Testimony of Kimberly Perry
Executive Director, DC Action
DC Council Committee on the Judiciary and Public Safety
Hearing on the Redefinition of Child Amendment Act of 2021
October 7, 2021
Good morning, Councilmember Allen and members of the Committee on the Judiciary and Public Safety. I’m Kimberly Perry, Executive Director of DC Action, the District’s independent, multi-issue child and youth advocacy organization working to close racial gaps in education, health, and economic well-being. We’re building power by engaging people– youth, families, businesses, organizations, and educators, particularly those most affected by discriminatory policies and practices. I’m here to express strong support for the Redefinition of the Child Amendment Act of 2021 introduced to the DC Council by Attorney General Karl Racine.
In our vision that children and youth in the District grow up safe, resilient, powerful, and heard--and reach their full potential--DC Action is committed to the principle of restorative justice for young people. We recognize that the recent increase in crime is the result of systems that fail our communities most in need and that require immediate and long-term solutions. The pandemic has caused significant trauma to children and youth, who have seen their families’ financial stability upended, experienced loss and grief, and been forced into social isolation. The structures, opportunities, and supports that typically keep young people safe, healthy, and thriving have been eroded and undermined. It will take time and new investments to build back better.
We do not believe a young person’s worst action should define who they are or eliminate their opportunities for growth. As we work together on solutions to the rise in crime and violence, and a broader vision of restorative justice, we cannot afford to repeat the mistakes of the past, seeking retribution and incarceration, when we need healing and justice.

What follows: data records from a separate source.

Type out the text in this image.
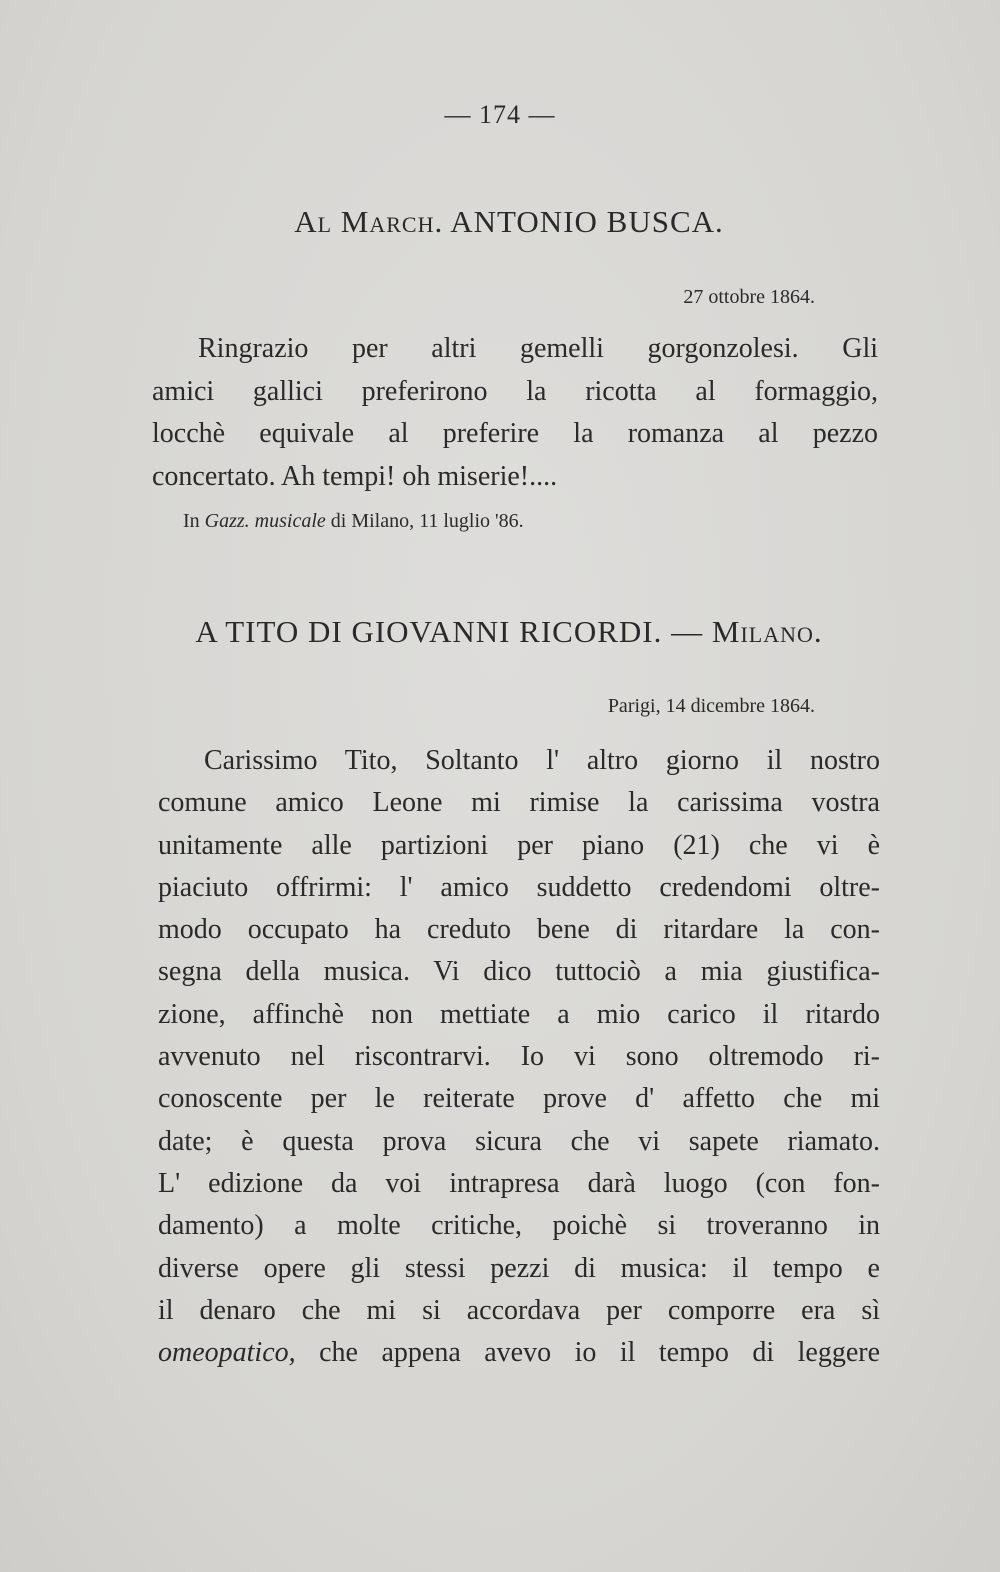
— 174 —
Al March. ANTONIO BUSCA.
27 ottobre 1864.
Ringrazio per altri gemelli gorgonzolesi. Gli
amici gallici preferirono la ricotta al formaggio,
locchè equivale al preferire la romanza al pezzo
concertato. Ah tempi! oh miserie!....
In Gazz. musicale di Milano, 11 luglio '86.
A TITO DI GIOVANNI RICORDI. — Milano.
Parigi, 14 dicembre 1864.
Carissimo Tito, Soltanto l' altro giorno il nostro
comune amico Leone mi rimise la carissima vostra
unitamente alle partizioni per piano (21) che vi è
piaciuto offrirmi: l' amico suddetto credendomi oltre-
modo occupato ha creduto bene di ritardare la con-
segna della musica. Vi dico tuttociò a mia giustifica-
zione, affinchè non mettiate a mio carico il ritardo
avvenuto nel riscontrarvi. Io vi sono oltremodo ri-
conoscente per le reiterate prove d' affetto che mi
date; è questa prova sicura che vi sapete riamato.
L' edizione da voi intrapresa darà luogo (con fon-
damento) a molte critiche, poichè si troveranno in
diverse opere gli stessi pezzi di musica: il tempo e
il denaro che mi si accordava per comporre era sì
omeopatico, che appena avevo io il tempo di leggere
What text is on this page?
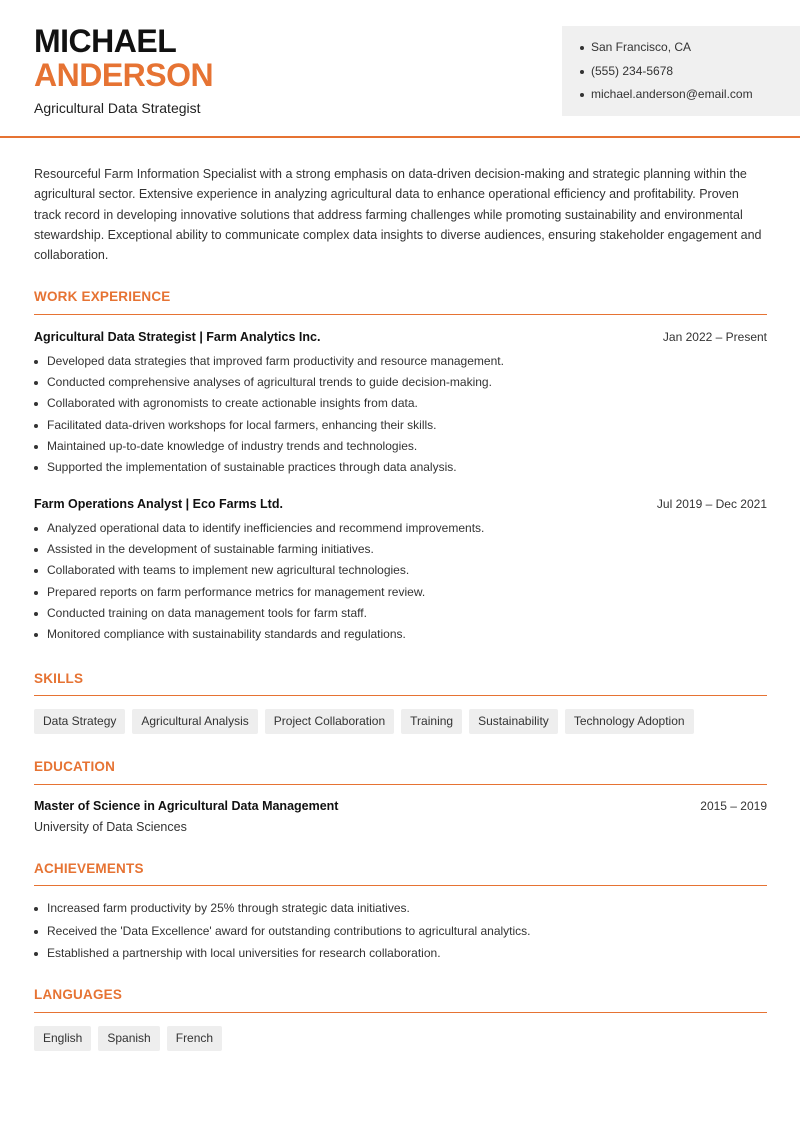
MICHAEL
ANDERSON
Agricultural Data Strategist
San Francisco, CA
(555) 234-5678
michael.anderson@email.com

Resourceful Farm Information Specialist with a strong emphasis on data-driven decision-making and strategic planning within the agricultural sector. Extensive experience in analyzing agricultural data to enhance operational efficiency and profitability. Proven track record in developing innovative solutions that address farming challenges while promoting sustainability and environmental stewardship. Exceptional ability to communicate complex data insights to diverse audiences, ensuring stakeholder engagement and collaboration.

WORK EXPERIENCE
Agricultural Data Strategist | Farm Analytics Inc.	Jan 2022 – Present
Developed data strategies that improved farm productivity and resource management.
Conducted comprehensive analyses of agricultural trends to guide decision-making.
Collaborated with agronomists to create actionable insights from data.
Facilitated data-driven workshops for local farmers, enhancing their skills.
Maintained up-to-date knowledge of industry trends and technologies.
Supported the implementation of sustainable practices through data analysis.
Farm Operations Analyst | Eco Farms Ltd.	Jul 2019 – Dec 2021
Analyzed operational data to identify inefficiencies and recommend improvements.
Assisted in the development of sustainable farming initiatives.
Collaborated with teams to implement new agricultural technologies.
Prepared reports on farm performance metrics for management review.
Conducted training on data management tools for farm staff.
Monitored compliance with sustainability standards and regulations.
SKILLS
Data Strategy	Agricultural Analysis	Project Collaboration	Training	Sustainability	Technology Adoption
EDUCATION
Master of Science in Agricultural Data Management	2015 – 2019
University of Data Sciences
ACHIEVEMENTS
Increased farm productivity by 25% through strategic data initiatives.
Received the 'Data Excellence' award for outstanding contributions to agricultural analytics.
Established a partnership with local universities for research collaboration.
LANGUAGES
English	Spanish	French
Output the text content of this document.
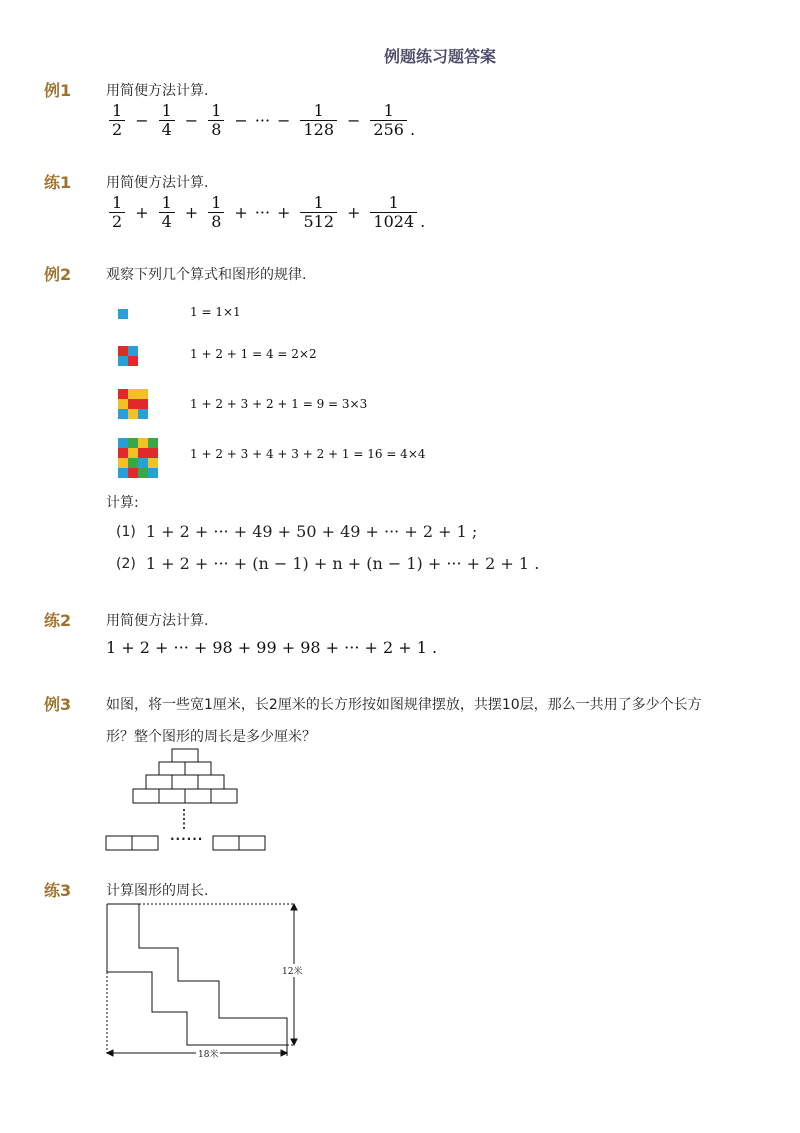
例题练习题答案
例1 用简便方法计算.
$\frac{1}{2} - \frac{1}{4} - \frac{1}{8}$ − ··· − $\frac{1}{128} - \frac{1}{256}$ .
练1 用简便方法计算.
$\frac{1}{2} + \frac{1}{4} + \frac{1}{8}$ + ··· + $\frac{1}{512} + \frac{1}{1024}$ .
例2 观察下列几个算式和图形的规律.
1 = 1×1
1 + 2 + 1 = 4 = 2×2
1 + 2 + 3 + 2 + 1 = 9 = 3×3
1 + 2 + 3 + 4 + 3 + 2 + 1 = 16 = 4×4
计算:
(1) 1 + 2 + ··· + 49 + 50 + 49 + ··· + 2 + 1 ;
(2) 1 + 2 + ··· + (n − 1) + n + (n − 1) + ··· + 2 + 1 .
练2 用简便方法计算.
1 + 2 + ··· + 98 + 99 + 98 + ··· + 2 + 1 .
例3 如图，将一些宽1厘米，长2厘米的长方形按如图规律摆放，共摆10层，那么一共用了多少个长方
形？整个图形的周长是多少厘米？
······
练3 计算图形的周长.
12米
18米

One small step we can take to reform our criminal justice system is to ensure children and youth who are charged with crimes are treated by the judicial system as children and youth, not adults. Young people who make mistakes should not be charged as adults, a process which only results in harsher and longer penalties, and does not promote a vision for restorative justice. We’ve seen that almost all children charged as adults in court (94%) are Black, which reflects a culture of white supremacy that denies Black children their rights and seeks the harshest, and least forgiving, penalties.
The consequences of continuing to charge children as adults will feed a broken system. For instance, charging a child as an adult denies them the legal confidentiality that a minor is entitled to and has the harmful effect of exposing their history of trauma to the public. Maybe worse, it denies them basic rights and opportunities once they are convicted that every policymaker says they support when it comes to addressing root causes.
Children who are convicted of felony offenses in adult court are often shipped around the country through the Bureau of Prisons federal system, breaking community and family bonds, making it more difficult for them to return home. They are also unable to obtain a high school diploma and greater challenges when seeking a GED.
Changing the way we work with children charged with crimes is an important step toward reforming our criminal justice system.